Отец любил так говорить, и я перенял у него. Что ты сейчас поделываешь, мой мудрый родитель? Что перед тобой — книга, шахматная доска, экран телевизора? Или чья-нибудь диссертация, которую ты подвергаешь глубокой переработке? Я увидел его доброе усталое лицо, кроткие глаза, улыбку с оттенком печали, которую я не умел объяснить. Его друзья уже ушли один за другим. Ушли в одночасье, без слов прощания. Круг сужался, он прекрасно понимал это. Пустота не заполнялась ничем. Все лучшее осталось за плечами, впереди же были болезни и физическая немощь.
— Не отсутствуй! — сказала Катя шепотом.
Она не мигая смотрела на меня с очень близкого расстояния. Я вспомнил, как увозил ее в вечерние поля на мотоцикле и как нам было жестко на плаще или тонком байковом одеяле, даже если мы выбирали люцерновый дуг или густо поросший травой берег арыка. И как мы с юношеской восторженностью и пылом открывали друг друга, неистовые, переполненные любовью. И как нам было хорошо. И как дико светила луна — неправдоподобно ярко. Все купалось в ее лимонном зыбком свете, и мы тоже плавали в нем. И как потом безоглядность проходила и обнажалась вина. Это было преотвратное состояние, хуже не было ничего. Но наступал новый день, и все повторялось. Такой полной, и интересной, и противоречивой, и удручающей меня жизнью я еще не жил.
Сейчас ее глаза были огромны, и в темноте я улавливал их блеск. Я провел ладонью по мягким ее волосам, плечу, спине с твердыми пуговками позвонков и задержал руку на талии. Она вся потянулась навстречу. Я обнял ее крепко-крепко. Ее тело было горячим, и страстным, и сильным, и упругим, и желанным, и растравляющим рану.
— У нас будут голубоглазые дети! — прерывисто прошептала она. — Я завидую сейчас всем беременным. Я им жутко завидую, не могу на них спокойно смотреть. Прямо дрожу от зависти.
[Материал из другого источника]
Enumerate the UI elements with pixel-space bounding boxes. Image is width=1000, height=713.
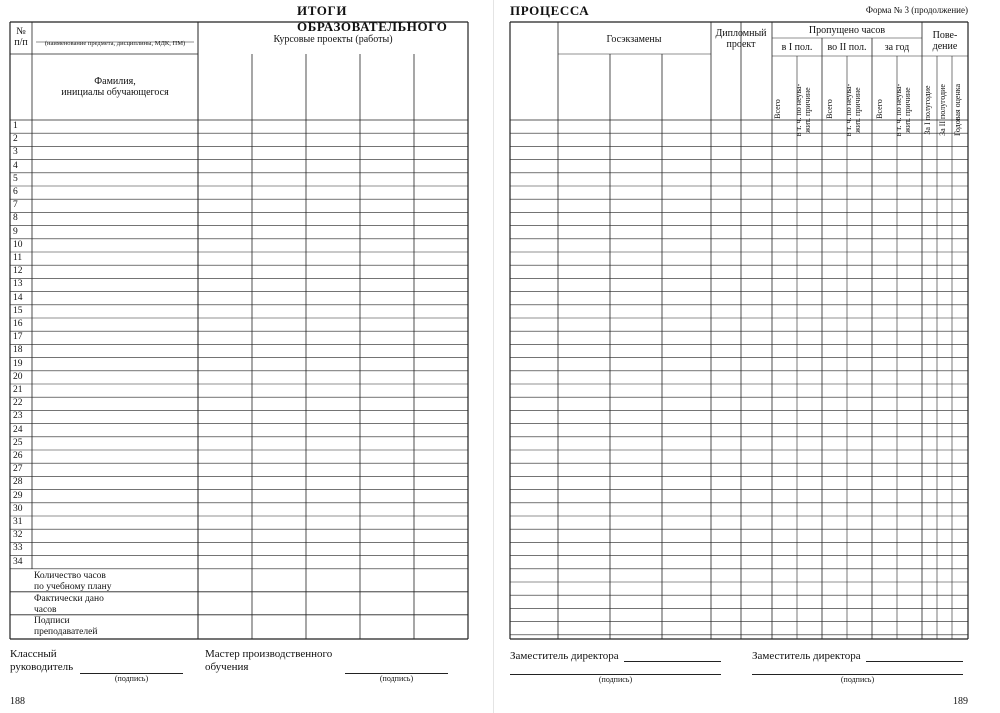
header-total-2: Всего (825, 99, 834, 119)
row-number: 31 (13, 517, 23, 527)
row-number: 21 (13, 385, 23, 395)
header-total-1: Всего (773, 99, 782, 119)
header-unexcused-3: в т. ч. по неува- жит. причине (894, 83, 912, 137)
row-number: 29 (13, 490, 23, 501)
deputy-director-line-1a[interactable] (624, 661, 721, 662)
row-number: 6 (13, 187, 18, 197)
row-number: 26 (13, 451, 23, 461)
row-number: 1 (13, 121, 18, 131)
header-subject-hint: (наименование предмета, дисциплины, МДК, ПМ) (44, 40, 186, 47)
row-number: 28 (13, 477, 23, 488)
row-number: 12 (13, 266, 23, 277)
row-number: 2 (13, 134, 18, 145)
row-number: 14 (13, 292, 23, 303)
deputy-director-line-2a[interactable] (866, 661, 963, 662)
right-grades-table (510, 22, 968, 639)
page-number-right: 189 (953, 696, 968, 707)
deputy-director-caption-1: (подпись) (598, 675, 633, 684)
row-number: 10 (13, 239, 23, 250)
book-spine (493, 0, 494, 713)
row-number: 27 (13, 464, 23, 475)
left-grades-table (10, 22, 468, 639)
summary-teacher-signatures: Подписи преподавателей (34, 616, 98, 637)
header-student-name: Фамилия, инициалы обучающегося (61, 76, 169, 98)
page-title-left: ИТОГИ ОБРАЗОВАТЕЛЬНОГО (297, 3, 448, 34)
row-number: 5 (13, 173, 18, 184)
row-number: 16 (13, 319, 23, 329)
row-number: 4 (13, 160, 18, 171)
row-number: 9 (13, 226, 18, 237)
header-behavior-h2: За II полугодие (938, 84, 947, 136)
deputy-director-label-1: Заместитель директора (510, 650, 619, 662)
header-unexcused-1: в т. ч. по неува- жит. причине (794, 83, 812, 137)
row-number: 34 (13, 556, 23, 567)
row-number: 15 (13, 305, 23, 316)
row-number: 25 (13, 437, 23, 448)
right-page (500, 0, 1000, 713)
summary-actual-hours: Фактически дано часов (34, 594, 104, 615)
class-teacher-label: Классный руководитель (10, 648, 74, 673)
row-number: 13 (13, 279, 23, 290)
header-behavior: Пове- дение (932, 30, 958, 52)
header-unexcused-2: в т. ч. по неува- жит. причине (844, 83, 862, 137)
header-diploma: Дипломный проект (715, 28, 767, 50)
row-number: 20 (13, 371, 23, 382)
row-number: 23 (13, 411, 23, 422)
page-number-left: 188 (10, 696, 25, 707)
header-row-number: № п/п (14, 26, 28, 48)
header-behavior-year: Годовая оценка (953, 83, 962, 137)
header-total-3: Всего (875, 99, 884, 119)
header-coursework: Курсовые проекты (работы) (273, 34, 393, 45)
row-number: 22 (13, 398, 23, 409)
form-note: Форма № 3 (продолжение) (865, 5, 968, 15)
header-missed-hours: Пропущено часов (808, 25, 886, 36)
row-number: 8 (13, 213, 18, 224)
master-signature-caption: (подпись) (379, 674, 414, 683)
deputy-director-label-2: Заместитель директора (752, 650, 861, 662)
row-number: 18 (13, 345, 23, 356)
row-number: 32 (13, 530, 23, 541)
row-number: 3 (13, 147, 18, 158)
summary-planned-hours: Количество часов по учебному плану (34, 571, 112, 592)
header-year: за год (884, 42, 910, 53)
header-behavior-h1: За I полугодие (923, 85, 932, 135)
page-title-right: ПРОЦЕССА (510, 3, 590, 18)
row-number: 33 (13, 543, 23, 554)
row-number: 11 (13, 253, 23, 263)
row-number: 19 (13, 358, 23, 369)
left-table-lines (10, 22, 468, 639)
row-number: 7 (13, 200, 18, 211)
deputy-director-caption-2: (подпись) (840, 675, 875, 684)
row-number: 17 (13, 332, 23, 343)
master-label: Мастер производственного обучения (205, 648, 333, 673)
row-number: 30 (13, 503, 23, 514)
left-page (0, 0, 490, 713)
class-teacher-signature-caption: (подпись) (114, 674, 149, 683)
header-first-half: в I пол. (781, 42, 813, 53)
header-state-exams: Госэкзамены (606, 34, 662, 45)
row-number: 24 (13, 424, 23, 435)
header-second-half: во II пол. (827, 42, 867, 53)
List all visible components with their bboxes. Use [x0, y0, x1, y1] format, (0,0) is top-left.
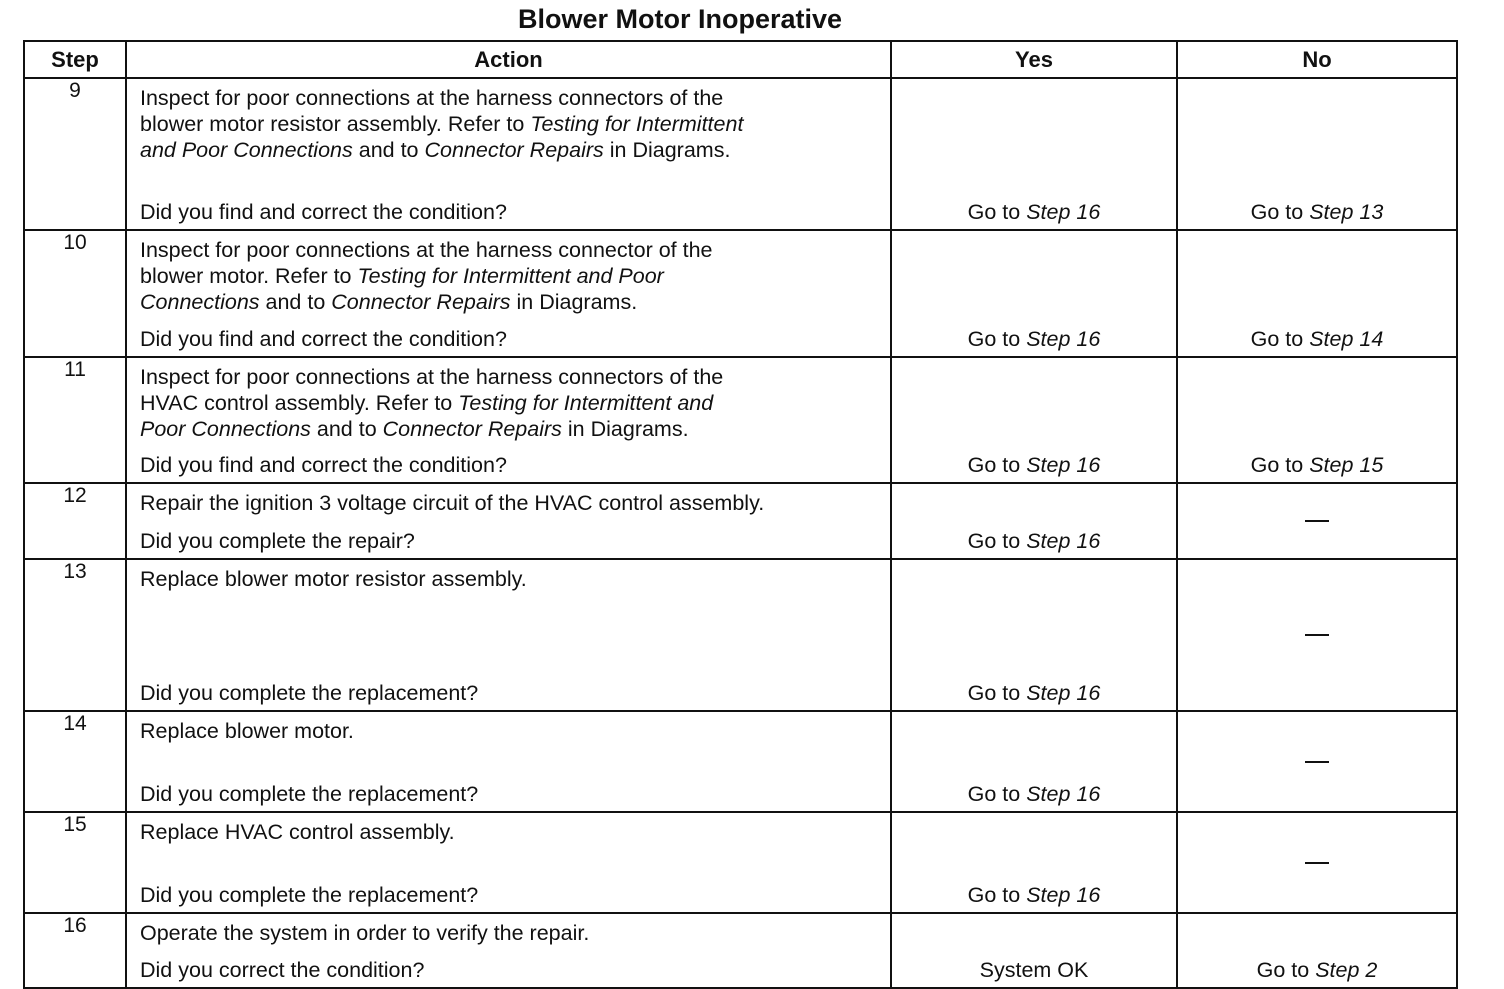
result-wrap [892, 79, 1176, 229]
action-content [127, 484, 890, 558]
no-cell [1177, 559, 1457, 711]
instruction-text: Repair the ignition 3 voltage circuit of the HVAC control assembly. [140, 491, 765, 515]
no-cell [1177, 230, 1457, 357]
step-number: 9 [24, 78, 126, 230]
no-result [1178, 200, 1456, 225]
result-wrap [1178, 484, 1456, 558]
instruction-text: Operate the system in order to verify the repair. [140, 921, 590, 945]
action-question: Did you complete the replacement? [140, 782, 479, 806]
action-question: Did you complete the replacement? [140, 883, 479, 907]
result-wrap [1178, 79, 1456, 229]
yes-cell [891, 559, 1177, 711]
action-cell [126, 483, 891, 559]
step-number: 10 [24, 230, 126, 357]
instruction-line [140, 819, 882, 845]
instruction-text: Replace HVAC control assembly. [140, 820, 455, 844]
action-cell [126, 357, 891, 483]
action-instruction [140, 920, 882, 946]
step-number: 15 [24, 812, 126, 913]
instruction-text: Replace blower motor resistor assembly. [140, 567, 527, 591]
result-wrap [1178, 712, 1456, 811]
instruction-text: blower motor. Refer to [140, 264, 358, 288]
action-cell [126, 913, 891, 988]
yes-step-ref: Step 16 [1026, 200, 1101, 224]
result-wrap [892, 231, 1176, 356]
yes-result-prefix: Go to [967, 327, 1027, 351]
reference-text: Connector Repairs [331, 290, 511, 314]
no-result [1178, 327, 1456, 352]
instruction-text: and to [259, 290, 332, 314]
no-result-prefix: Go to [1250, 200, 1310, 224]
action-question: Did you complete the repair? [140, 529, 415, 553]
instruction-line [140, 237, 882, 263]
instruction-line [140, 566, 882, 592]
header-yes: Yes [891, 41, 1177, 78]
no-cell [1177, 483, 1457, 559]
action-instruction [140, 85, 882, 163]
result-wrap [892, 712, 1176, 811]
yes-cell [891, 483, 1177, 559]
step-number: 14 [24, 711, 126, 812]
table-row [24, 483, 1457, 559]
action-instruction [140, 490, 882, 516]
yes-result [892, 529, 1176, 554]
yes-step-ref: Step 16 [1026, 681, 1101, 705]
dash-mark [1305, 520, 1329, 522]
no-result-prefix: Go to [1250, 327, 1310, 351]
dash-mark [1305, 634, 1329, 636]
no-cell [1177, 78, 1457, 230]
yes-result [892, 200, 1176, 225]
action-cell [126, 711, 891, 812]
yes-result-prefix: Go to [967, 782, 1027, 806]
step-number: 12 [24, 483, 126, 559]
instruction-line [140, 920, 882, 946]
no-cell [1177, 913, 1457, 988]
action-instruction [140, 566, 882, 592]
action-instruction [140, 819, 882, 845]
instruction-text: and to [310, 417, 383, 441]
dash-mark [1305, 761, 1329, 763]
yes-result-prefix: Go to [967, 883, 1027, 907]
instruction-line [140, 85, 882, 111]
action-content [127, 914, 890, 987]
result-wrap [1178, 914, 1456, 987]
yes-cell [891, 812, 1177, 913]
action-instruction [140, 364, 882, 442]
instruction-line [140, 364, 882, 390]
action-cell [126, 230, 891, 357]
header-step: Step [24, 41, 126, 78]
step-number: 11 [24, 357, 126, 483]
instruction-line [140, 390, 882, 416]
yes-result-prefix: Go to [967, 200, 1027, 224]
no-result-prefix: Go to [1250, 453, 1310, 477]
no-step-ref: Step 14 [1309, 327, 1384, 351]
yes-result [892, 327, 1176, 352]
action-content [127, 79, 890, 229]
action-content [127, 560, 890, 710]
result-wrap [892, 484, 1176, 558]
instruction-text: Inspect for poor connections at the harness connector of the [140, 238, 713, 262]
reference-text: Testing for Intermittent [530, 112, 744, 136]
yes-step-ref: Step 16 [1026, 529, 1101, 553]
no-step-ref: Step 2 [1315, 958, 1378, 982]
action-question: Did you find and correct the condition? [140, 453, 507, 477]
instruction-line [140, 263, 882, 289]
action-cell [126, 812, 891, 913]
instruction-text: in Diagrams. [561, 417, 689, 441]
instruction-line [140, 718, 882, 744]
yes-result-prefix: Go to [967, 681, 1027, 705]
no-step-ref: Step 15 [1309, 453, 1384, 477]
yes-result-prefix: Go to [967, 453, 1027, 477]
instruction-line [140, 289, 882, 315]
instruction-text: Inspect for poor connections at the harness connectors of the [140, 86, 724, 110]
no-cell [1177, 357, 1457, 483]
instruction-line [140, 490, 882, 516]
header-action: Action [126, 41, 891, 78]
yes-step-ref: Step 16 [1026, 883, 1101, 907]
table-row [24, 812, 1457, 913]
no-cell [1177, 711, 1457, 812]
instruction-text: blower motor resistor assembly. Refer to [140, 112, 531, 136]
table-row [24, 559, 1457, 711]
result-wrap [892, 560, 1176, 710]
table-row [24, 230, 1457, 357]
yes-result [892, 453, 1176, 478]
instruction-text: Inspect for poor connections at the harness connectors of the [140, 365, 724, 389]
diagnostic-table [23, 40, 1458, 989]
reference-text: Testing for Intermittent and [458, 391, 714, 415]
yes-cell [891, 230, 1177, 357]
step-number: 16 [24, 913, 126, 988]
action-cell [126, 559, 891, 711]
yes-result-prefix: Go to [967, 529, 1027, 553]
yes-result [892, 681, 1176, 706]
action-question: Did you correct the condition? [140, 958, 425, 982]
action-question: Did you complete the replacement? [140, 681, 479, 705]
step-number: 13 [24, 559, 126, 711]
table-row [24, 711, 1457, 812]
table-row [24, 78, 1457, 230]
table-row [24, 913, 1457, 988]
instruction-text: HVAC control assembly. Refer to [140, 391, 459, 415]
no-result-prefix: Go to [1256, 958, 1316, 982]
result-wrap [1178, 231, 1456, 356]
no-result [1178, 453, 1456, 478]
yes-result [892, 782, 1176, 807]
yes-step-ref: Step 16 [1026, 453, 1101, 477]
action-content [127, 712, 890, 811]
yes-step-ref: Step 16 [1026, 327, 1101, 351]
instruction-text: in Diagrams. [603, 138, 731, 162]
yes-cell [891, 913, 1177, 988]
result-wrap [1178, 358, 1456, 482]
page-title: Blower Motor Inoperative [517, 4, 843, 34]
instruction-text: in Diagrams. [510, 290, 638, 314]
yes-result-prefix: System OK [979, 958, 1089, 982]
no-result [1178, 958, 1456, 983]
reference-text: Connections [140, 290, 260, 314]
action-instruction [140, 237, 882, 315]
action-cell [126, 78, 891, 230]
action-instruction [140, 718, 882, 744]
instruction-text: Replace blower motor. [140, 719, 354, 743]
no-step-ref: Step 13 [1309, 200, 1384, 224]
result-wrap [1178, 560, 1456, 710]
reference-text: Poor Connections [140, 417, 311, 441]
reference-text: Connector Repairs [424, 138, 604, 162]
result-wrap [892, 914, 1176, 987]
instruction-line [140, 137, 882, 163]
no-cell [1177, 812, 1457, 913]
table-row [24, 357, 1457, 483]
result-wrap [892, 358, 1176, 482]
yes-cell [891, 78, 1177, 230]
action-content [127, 231, 890, 356]
yes-result [892, 958, 1176, 983]
action-question: Did you find and correct the condition? [140, 327, 507, 351]
result-wrap [1178, 813, 1456, 912]
yes-cell [891, 711, 1177, 812]
instruction-line [140, 111, 882, 137]
instruction-text: and to [352, 138, 425, 162]
yes-cell [891, 357, 1177, 483]
action-content [127, 813, 890, 912]
yes-result [892, 883, 1176, 908]
yes-step-ref: Step 16 [1026, 782, 1101, 806]
reference-text: Testing for Intermittent and Poor [357, 264, 664, 288]
action-question: Did you find and correct the condition? [140, 200, 507, 224]
reference-text: Connector Repairs [382, 417, 562, 441]
action-content [127, 358, 890, 482]
instruction-line [140, 416, 882, 442]
reference-text: and Poor Connections [140, 138, 353, 162]
header-no: No [1177, 41, 1457, 78]
result-wrap [892, 813, 1176, 912]
header-row [24, 41, 1457, 78]
dash-mark [1305, 862, 1329, 864]
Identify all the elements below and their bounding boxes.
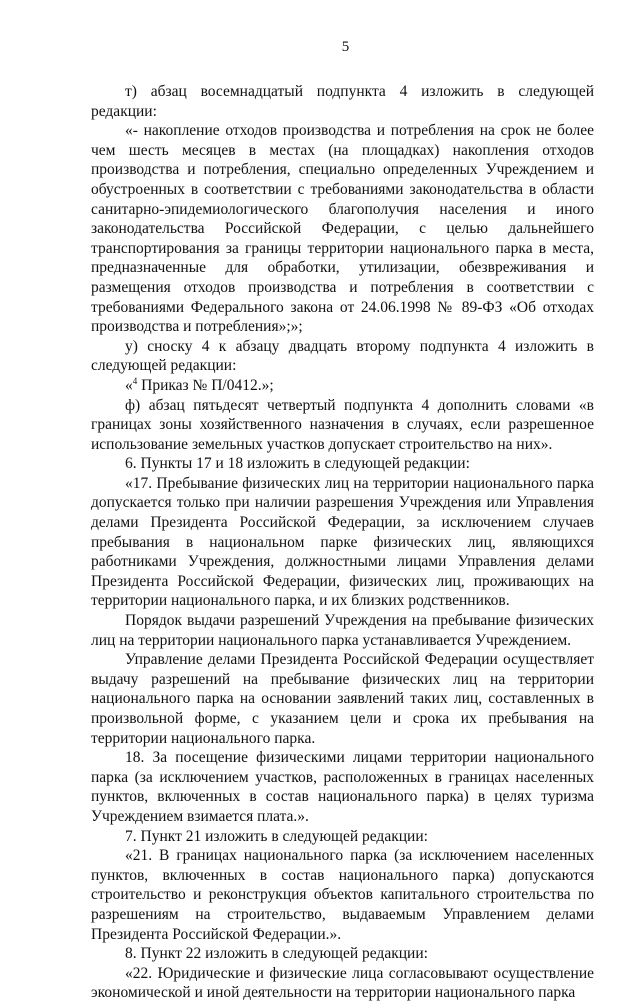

Я промолчал. Это была высокая минута, высокая и чистая. Будет ли у нас так всегда? Или все хорошее быстротечно, а то, что приходит ему на смену, тоже хорошее, но уже не такое, совсем не такое — перебродившее и отстоявшееся, словно приготовленное для постоянного потребления.
— Мне никогда не было лучше! — повторила она.
— И мне.
— Я знаю, удастся все, что ты задумал. А я как ты, я с тобой. Мне больше ничего не надо.
Это и было для меня самым необычным — то, что она со мной, что ей ничего не надо отдельного, обособленного, своего. Я еще не научился понимать такие вещи. Что-то свое, любимое у меня было всегда, и я никого не пускал в это свое и любимое, стеснялся и боялся непонимания. Оно было не для многих и даже не для двоих.
Блики света, призрачные, ночные, неуловимые, прихотливо перемещались по стенам, потолку, печной разделке. Струились мягкие, приглушенные звуки, которые никогда не достигали человеческого слуха днем, при солнце. Днем они терялись, их убивал сам быстрый темп жизни, сама яркость дня. Ночью можно было думать обо всем земном шаре, и о космосе, и о звездах, и об иной, неведомой жизни и не казаться себе маленьким и незначительным рядом с ними.
— Думай обо мне, — подсказала Катя. — А я буду думать о тебе. Я всегда думаю о тебе, утром, и днем, и вечером, и во сне тоже. Знаешь, как интересно думать во сне? До самого пробуждения я уверена, что это явь, никакие не фантазии, и все так прихотливо закручено — напряжение нарастает по восходящей линии, как в хорошем детективе. В своих снах человек живет самой интенсивной жизнью.
— Научиться бы управлять снами, — сказал я. — Чтобы снилось то, что хочешь, и в той последовательности, в какой хочешь.
— Тогда для людей самым важным стали бы их любимые сны, а другие желания притупились. И люди превратились бы в заурядных наркоманов.